To solve the problem of how much oxygen will react with 27 g of aluminum, we can follow these steps: ### Step 1: Write the balanced chemical equation The reaction of aluminum with oxygen can be represented by the following balanced equation: \[ 4 \text{Al} + 3 \text{O}_2 \rightarrow 2 \text{Al}_2\text{O}_3 \] ### Step 2: Calculate the number of moles of aluminum To find the number of moles of aluminum, we use the formula: \[ \text{Number of moles} = \frac{\text{mass (g)}}{\text{molar mass (g/mol)}} \] The molar mass of aluminum (Al) is approximately 27 g/mol. Therefore, for 27 g of aluminum: \[ \text{Number of moles of Al} = \frac{27 \text{ g}}{27 \text{ g/mol}} = 1 \text{ mole} \] ### Step 3: Determine the moles of oxygen required From the balanced equation, we see that 4 moles of Al react with 3 moles of O2. We can set up a ratio to find out how many moles of O2 are needed for 1 mole of Al: \[ \text{Moles of O}_2 = \left(\frac{3 \text{ moles O}_2}{4 \text{ moles Al}}\right) \times 1 \text{ mole Al} = \frac{3}{4} \text{ moles O}_2 \] ### Step 4: Calculate the mass of oxygen required Now, we need to convert the moles of O2 into grams. The molar mass of O2 is approximately 32 g/mol.
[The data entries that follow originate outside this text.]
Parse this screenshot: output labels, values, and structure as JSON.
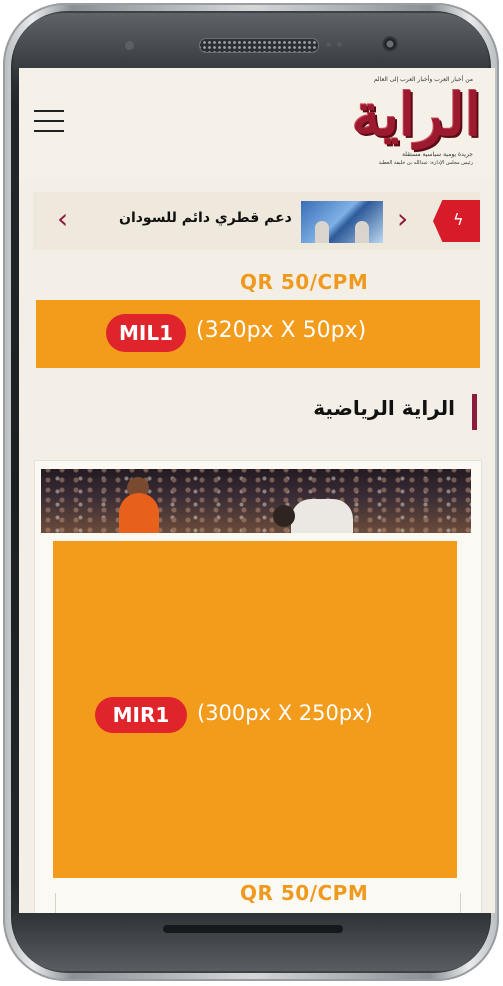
{
  "header": {
    "logo_text": "الراية",
    "logo_tagline": "من أخبار العرب وأخبار العرب إلى العالم",
    "logo_subtitle": "جريدة يومية سياسية مستقلة",
    "logo_owner": "رئيس مجلس الإدارة: عبدالله بن خليفة العطية"
  },
  "ticker": {
    "headline": "دعم قطري دائم للسودان",
    "prev_glyph": "‹",
    "next_glyph": "›",
    "breaking_glyph": "ϟ"
  },
  "ads": {
    "price_top": "QR 50/CPM",
    "leader_code": "MIL1",
    "leader_dims": "(320px X 50px)",
    "rect_code": "MIR1",
    "rect_dims": "(300px X 250px)",
    "price_bottom": "QR 50/CPM"
  },
  "section": {
    "title": "الراية الرياضية"
  },
  "colors": {
    "brand": "#9b1a2e",
    "ad_orange": "#f39c1c",
    "ad_pill_red": "#e0242b",
    "section_bar": "#8c1c3d",
    "background": "#f3efe6"
  },
  "icons": [
    "menu-icon",
    "chevron-left-icon",
    "chevron-right-icon",
    "lightning-icon"
  ]
}
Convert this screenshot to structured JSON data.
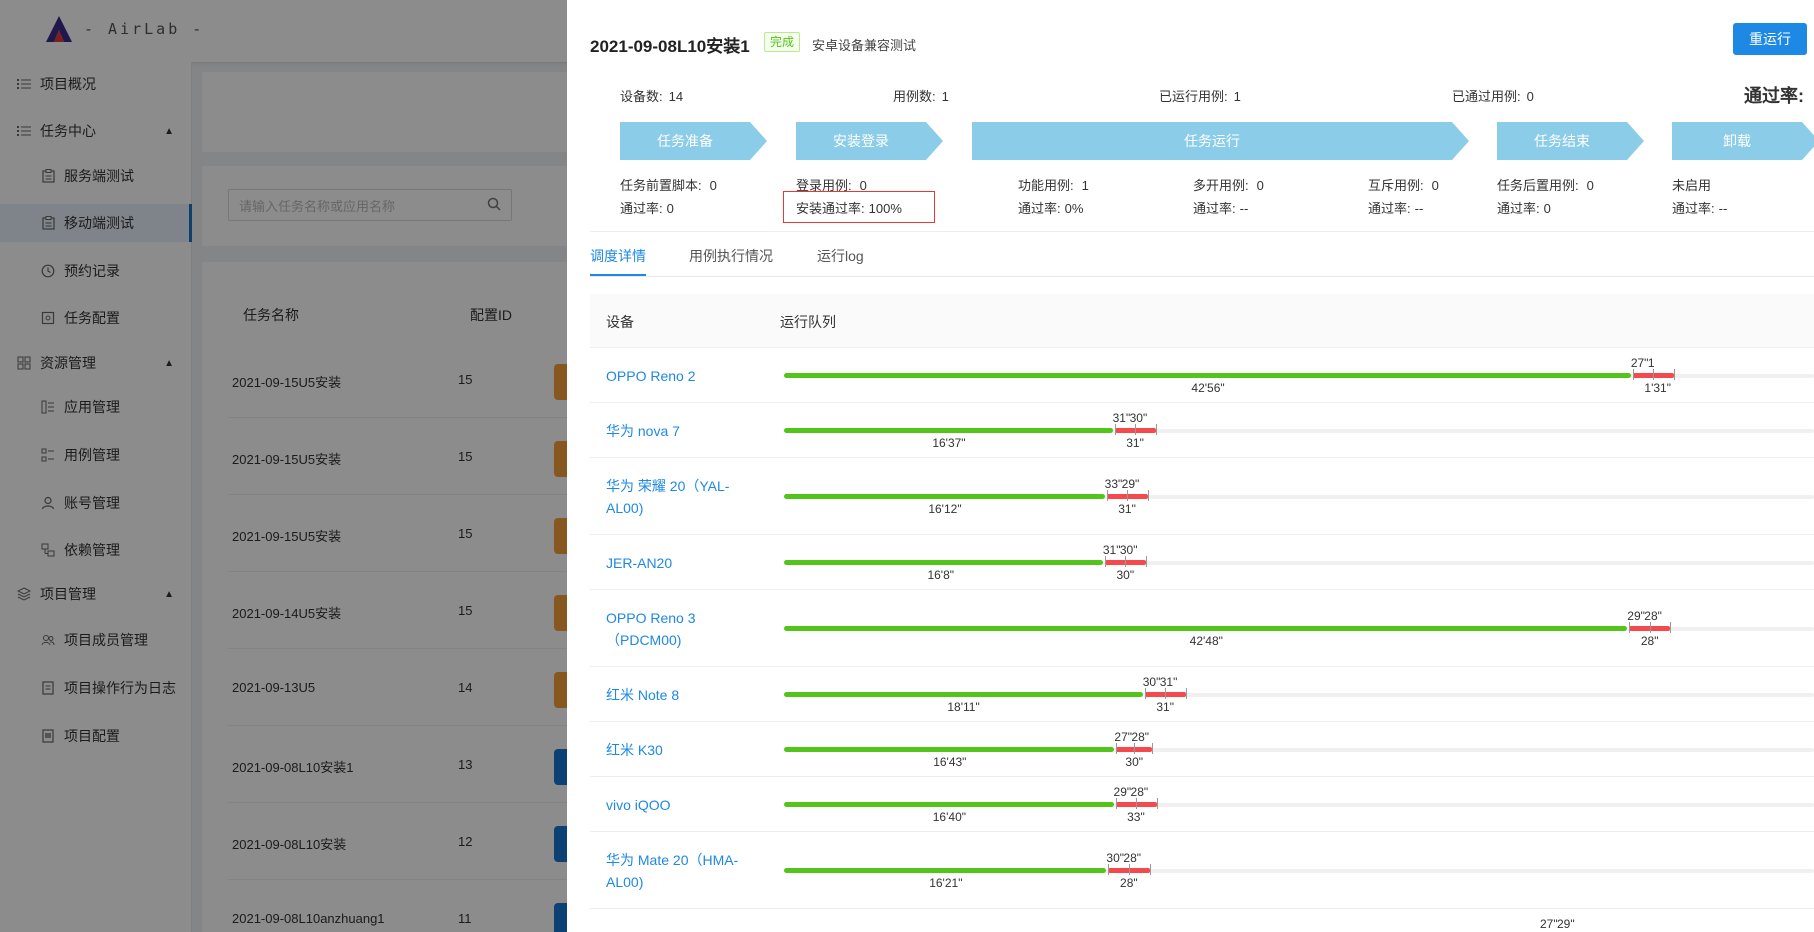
{
  "app": {
    "logo_text": "- AirLab -"
  },
  "sidebar": {
    "items": [
      {
        "label": "项目概况",
        "icon": "list-icon",
        "type": "group"
      },
      {
        "label": "任务中心",
        "icon": "list-icon",
        "type": "group",
        "expanded": true
      },
      {
        "label": "服务端测试",
        "icon": "clipboard-icon",
        "type": "sub"
      },
      {
        "label": "移动端测试",
        "icon": "clipboard-icon",
        "type": "sub",
        "active": true
      },
      {
        "label": "预约记录",
        "icon": "clock-icon",
        "type": "sub"
      },
      {
        "label": "任务配置",
        "icon": "config-icon",
        "type": "sub"
      },
      {
        "label": "资源管理",
        "icon": "grid-icon",
        "type": "group",
        "expanded": true
      },
      {
        "label": "应用管理",
        "icon": "app-icon",
        "type": "sub"
      },
      {
        "label": "用例管理",
        "icon": "case-icon",
        "type": "sub"
      },
      {
        "label": "账号管理",
        "icon": "user-icon",
        "type": "sub"
      },
      {
        "label": "依赖管理",
        "icon": "dependency-icon",
        "type": "sub"
      },
      {
        "label": "项目管理",
        "icon": "layers-icon",
        "type": "group",
        "expanded": true
      },
      {
        "label": "项目成员管理",
        "icon": "team-icon",
        "type": "sub"
      },
      {
        "label": "项目操作行为日志",
        "icon": "log-icon",
        "type": "sub"
      },
      {
        "label": "项目配置",
        "icon": "doc-icon",
        "type": "sub"
      }
    ]
  },
  "background": {
    "search_placeholder": "请输入任务名称或应用名称",
    "col_task_name": "任务名称",
    "col_config_id": "配置ID",
    "rows": [
      {
        "name": "2021-09-15U5安装",
        "config_id": "15"
      },
      {
        "name": "2021-09-15U5安装",
        "config_id": "15"
      },
      {
        "name": "2021-09-15U5安装",
        "config_id": "15"
      },
      {
        "name": "2021-09-14U5安装",
        "config_id": "15"
      },
      {
        "name": "2021-09-13U5",
        "config_id": "14"
      },
      {
        "name": "2021-09-08L10安装1",
        "config_id": "13"
      },
      {
        "name": "2021-09-08L10安装",
        "config_id": "12"
      },
      {
        "name": "2021-09-08L10anzhuang1",
        "config_id": "11"
      }
    ]
  },
  "drawer": {
    "title": "2021-09-08L10安装1",
    "status_badge": "完成",
    "subtitle": "安卓设备兼容测试",
    "rerun_button": "重运行",
    "stats": {
      "devices_label": "设备数:",
      "devices_value": "14",
      "cases_label": "用例数:",
      "cases_value": "1",
      "run_cases_label": "已运行用例:",
      "run_cases_value": "1",
      "passed_cases_label": "已通过用例:",
      "passed_cases_value": "0",
      "pass_rate_label": "通过率:"
    },
    "stages": [
      {
        "label": "任务准备"
      },
      {
        "label": "安装登录"
      },
      {
        "label": "任务运行"
      },
      {
        "label": "任务结束"
      },
      {
        "label": "卸载"
      }
    ],
    "stage_details": {
      "prep_script_label": "任务前置脚本:",
      "prep_script_value": "0",
      "prep_rate_label": "通过率:",
      "prep_rate_value": "0",
      "login_case_label": "登录用例:",
      "login_case_value": "0",
      "install_rate_label": "安装通过率:",
      "install_rate_value": "100%",
      "func_case_label": "功能用例:",
      "func_case_value": "1",
      "func_rate_label": "通过率:",
      "func_rate_value": "0%",
      "multi_case_label": "多开用例:",
      "multi_case_value": "0",
      "multi_rate_label": "通过率:",
      "multi_rate_value": "--",
      "mutex_case_label": "互斥用例:",
      "mutex_case_value": "0",
      "mutex_rate_label": "通过率:",
      "mutex_rate_value": "--",
      "post_case_label": "任务后置用例:",
      "post_case_value": "0",
      "post_rate_label": "通过率:",
      "post_rate_value": "0",
      "uninstall_status": "未启用",
      "uninstall_rate_label": "通过率:",
      "uninstall_rate_value": "--"
    },
    "tabs": [
      {
        "label": "调度详情",
        "active": true
      },
      {
        "label": "用例执行情况"
      },
      {
        "label": "运行log"
      }
    ],
    "table": {
      "col_device": "设备",
      "col_queue": "运行队列",
      "colors": {
        "run": "#52c41a",
        "install": "#f5494d",
        "device_link": "#1e88e5"
      },
      "devices": [
        {
          "name": "OPPO Reno 2",
          "green_fraction": 0.956,
          "main_time": "42'56\"",
          "top_labels": [
            "27\"",
            "1"
          ],
          "bottom_label": "1'31\"",
          "red_fraction": 0.04
        },
        {
          "name": "华为 nova 7",
          "green_fraction": 0.371,
          "main_time": "16'37\"",
          "top_labels": [
            "31\"",
            "30\""
          ],
          "bottom_label": "31\"",
          "red_fraction": 0.04
        },
        {
          "name": "华为 荣耀 20（YAL-AL00)",
          "green_fraction": 0.362,
          "main_time": "16'12\"",
          "top_labels": [
            "33\"",
            "29\""
          ],
          "bottom_label": "31\"",
          "red_fraction": 0.04
        },
        {
          "name": "JER-AN20",
          "green_fraction": 0.36,
          "main_time": "16'8\"",
          "top_labels": [
            "31\"",
            "30\""
          ],
          "bottom_label": "30\"",
          "red_fraction": 0.04
        },
        {
          "name": "OPPO Reno 3（PDCM00)",
          "green_fraction": 0.952,
          "main_time": "42'48\"",
          "top_labels": [
            "29\"",
            "28\""
          ],
          "bottom_label": "28\"",
          "red_fraction": 0.04
        },
        {
          "name": "红米 Note 8",
          "green_fraction": 0.405,
          "main_time": "18'11\"",
          "top_labels": [
            "30\"",
            "31\""
          ],
          "bottom_label": "31\"",
          "red_fraction": 0.04
        },
        {
          "name": "红米 K30",
          "green_fraction": 0.373,
          "main_time": "16'43\"",
          "top_labels": [
            "27\"",
            "28\""
          ],
          "bottom_label": "30\"",
          "red_fraction": 0.035
        },
        {
          "name": "vivo iQOO",
          "green_fraction": 0.372,
          "main_time": "16'40\"",
          "top_labels": [
            "29\"",
            "28\""
          ],
          "bottom_label": "33\"",
          "red_fraction": 0.04
        },
        {
          "name": "华为 Mate 20（HMA-AL00)",
          "green_fraction": 0.364,
          "main_time": "16'21\"",
          "top_labels": [
            "30\"",
            "28\""
          ],
          "bottom_label": "28\"",
          "red_fraction": 0.04
        },
        {
          "name": "",
          "green_fraction": 0.0,
          "main_time": "",
          "top_labels": [
            "27\"",
            "29\""
          ],
          "bottom_label": "",
          "red_fraction": 0.0
        }
      ]
    }
  }
}
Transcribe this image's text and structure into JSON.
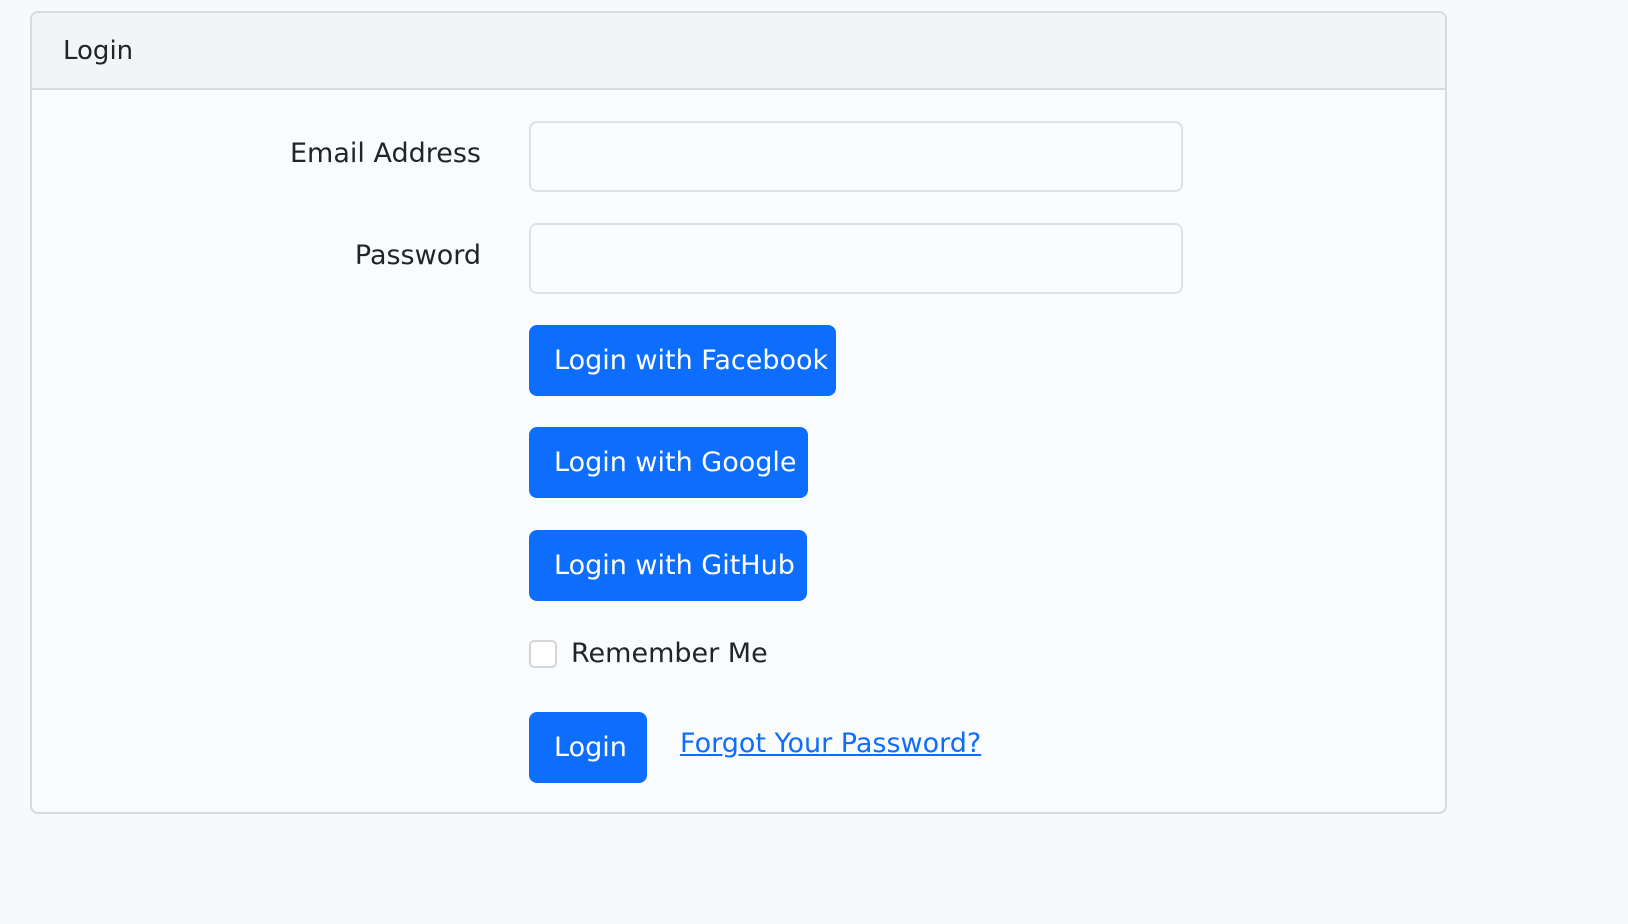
{
  "card": {
    "title": "Login"
  },
  "form": {
    "email_label": "Email Address",
    "email_value": "",
    "email_placeholder": "",
    "password_label": "Password",
    "password_value": "",
    "password_placeholder": "",
    "facebook_button": "Login with Facebook",
    "google_button": "Login with Google",
    "github_button": "Login with GitHub",
    "remember_label": "Remember Me",
    "remember_checked": false,
    "login_button": "Login",
    "forgot_link": "Forgot Your Password?"
  },
  "colors": {
    "primary": "#0d6efd",
    "background": "#f8f9fa",
    "header_bg": "#f3f4f5",
    "border": "#d9dadb",
    "text": "#212529"
  }
}
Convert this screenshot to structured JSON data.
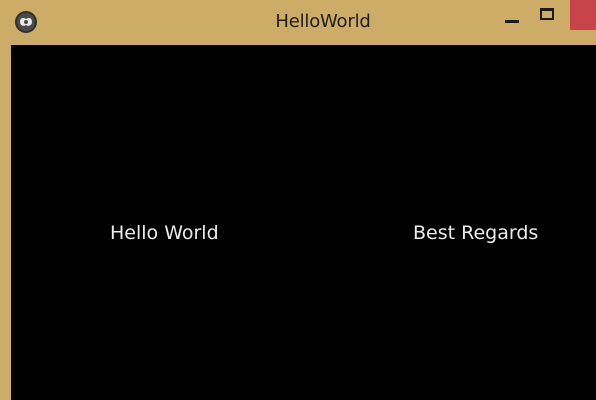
{
  "window": {
    "title": "HelloWorld",
    "titlebar_color": "#cdac68",
    "close_button_color": "#c7454a",
    "app_icon": "qt-app-icon"
  },
  "controls": {
    "minimize_icon": "minimize-icon",
    "maximize_icon": "maximize-icon",
    "close_icon": "close-icon"
  },
  "content": {
    "background": "#000000",
    "left_label": "Hello World",
    "right_label": "Best Regards"
  }
}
Therefore: \[ \text{Mass of O}_2 = \text{Number of moles} \times \text{Molar mass} = \left(\frac{3}{4} \text{ moles}\right) \times 32 \text{ g/mol} \] Calculating this gives: \[ \text{Mass of O}_2 = \frac{3 \times 32}{4} = 24 \text{ g} \] ### Conclusion Thus, 27 g of aluminum will react completely with **24 g of oxygen**. ---